Ciò è continuato e si è amplificato fino ai giorni nostri: gli shop convenientemente piazzati all’uscita di ogni museo, monumento e luogo di culto o cultura in giro per il mondo propongono esperienze ben impacchettate che non sono propriamente le nostre. Sono obiettive, generiche e prefabbricate – mentre l’esperienza e la memoria umana si dimostrano sempre soggettive, volubili, suscettibili di modifica. Anche le foto che realizziamo noi stessi sono figlie di questo affidamento compulsivo ad una fisicità che manca di rappresentare la nostra reale esperienza del luogo o dell’evento vissuto. A partire dai generici scatti del luogo come testimonianza della visita, passando per le foto in posa, fino allo sforzo di raggiungere il risultato più artistico possibile per avere una bella foto da appendere al muro. 


Quello che ne risulta è uno scaricamento di responsabilità della memoria e del ricordo su oggetti fisici, che riportano solo in modo superficiale quelle che originariamente erano state esperienze a 360 gradi, multisensoriali, emozionali e spesso sociali. Oramai l’immagine è diventata parte integrante in queste situazioni, e la loro creazione di per sé non rappresenta un apporto negativo al ricordo; tuttavia esse vengono appesantite da una funzione che non le concerne quando diventano sostituti dei nostri ricordi. Facendoci totale affidamento, la memoria umana può dolcemente svanire, non essendo più fondamentale uno sforzo attivo per mantenerla. Man mano si erode, si cancella, si perdono pezzi mentre la foto - usura del tempo permettendo - rimane sempre la stessa. 

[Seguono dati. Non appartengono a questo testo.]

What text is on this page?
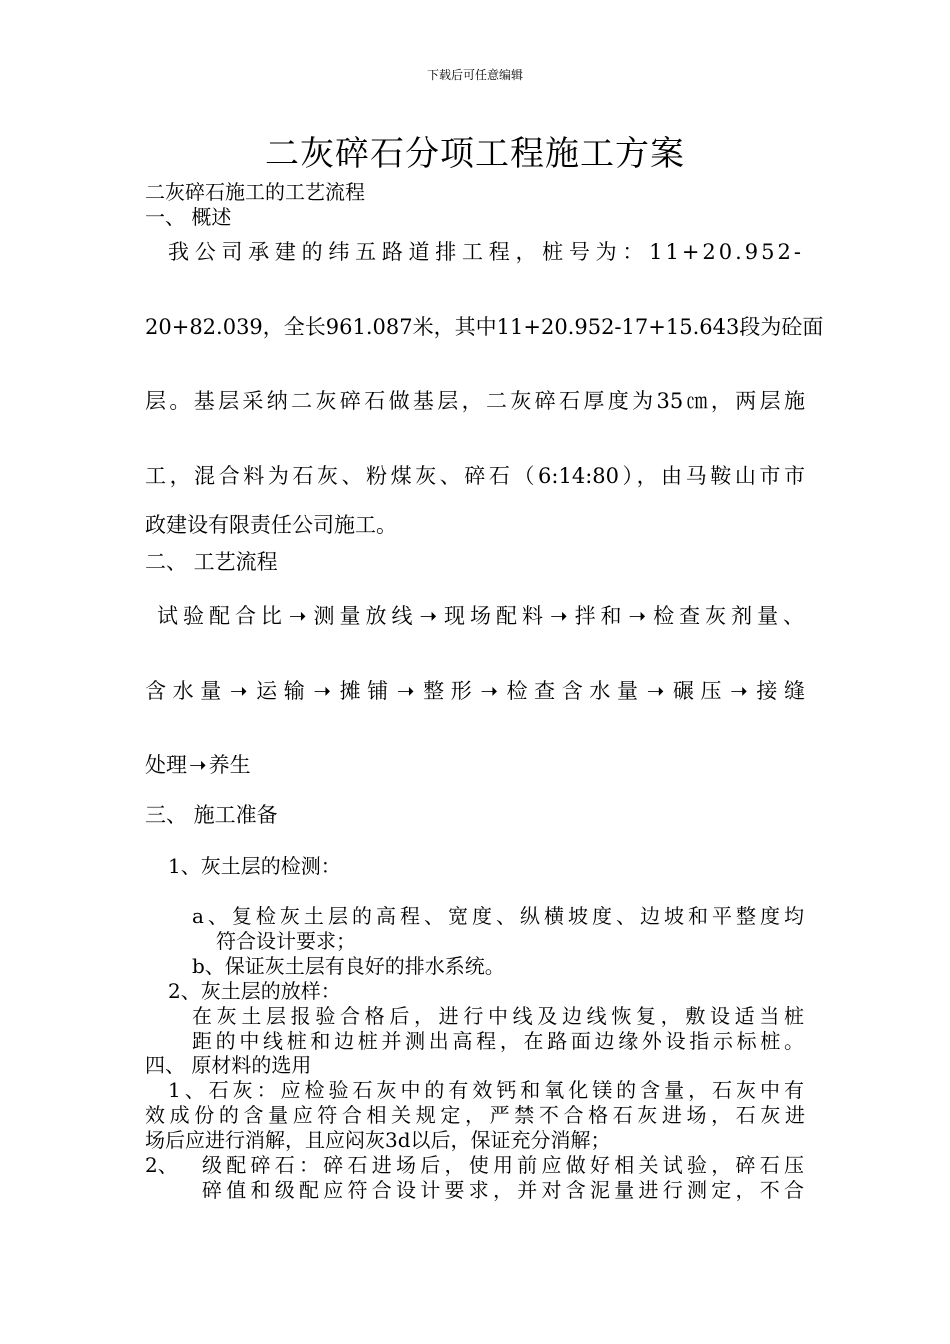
下载后可任意编辑
二灰碎石分项工程施工方案
二灰碎石施工的工艺流程
一、 概述
我公司承建的纬五路道排工程，桩号为：11+20.952-
20+82.039，全长961.087米，其中11+20.952-17+15.643段为砼面
层。基层采纳二灰碎石做基层，二灰碎石厚度为35㎝，两层施
工，混合料为石灰、粉煤灰、碎石（6:14:80），由马鞍山市市
政建设有限责任公司施工。
二、 工艺流程
试验配合比➝测量放线➝现场配料➝拌和➝检查灰剂量、
含水量➝运输➝摊铺➝整形➝检查含水量➝碾压➝接缝
处理➝养生
三、 施工准备
1、灰土层的检测：
a、复检灰土层的高程、宽度、纵横坡度、边坡和平整度均
符合设计要求；
b、保证灰土层有良好的排水系统。
2、灰土层的放样：
在灰土层报验合格后，进行中线及边线恢复，敷设适当桩
距的中线桩和边桩并测出高程，在路面边缘外设指示标桩。
四、 原材料的选用
1、石灰：应检验石灰中的有效钙和氧化镁的含量，石灰中有
效成份的含量应符合相关规定，严禁不合格石灰进场，石灰进
场后应进行消解，且应闷灰3d以后，保证充分消解；
2、 级配碎石：碎石进场后，使用前应做好相关试验，碎石压
碎值和级配应符合设计要求，并对含泥量进行测定，不合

L’intervento nei lavori esposti mira a rendere fisicamente visibile questa perdita. Grattando e scalzando la superficie delle cartoline, emerge il banale bianco del vuoto, del non più impresso, del cancellato. Diventa una reinterpretazione di anonime immagini di repertorio secondo una logica umana, e di conseguenza fallace: la maggior parte delle cose si dimenticano, restano solo i dettagli più interessanti e personali.  Oppure, spesso capita di non fare proprio esperienza della maggior parte del luogo che invece figura nelle cartoline. Cancellarne una parte mette in risalto il vissuto genuino; è dire la verità sulla propria esperienza come visitatore e come essere umano. Le opere riflettono quindi sull’affidamento che la memoria umana fa sulle immagini nel dover “mettere agli atti” un’esperienza – nel caso specifico, quello di una vacanza. I Souvenir onesti mirano a eliminare la bugia, per testimoniare la realtà dei fatti e degli eventi vissuti. La memoria, o meglio la mancanza di essa, ne è la conseguenza: l’affidare il peso di mantenere la testimonianza del luogo visitato ad un’immagine che lo inquadri fisicamente e idealmente è una comodità deleteria per la mente umana. Non avendo un punto di vista personale e un significato da mandare a memoria e richiamare, ogni immagine realizzata in questa maniera contribuisce alla perdita dell’effettiva esperienza del luogo.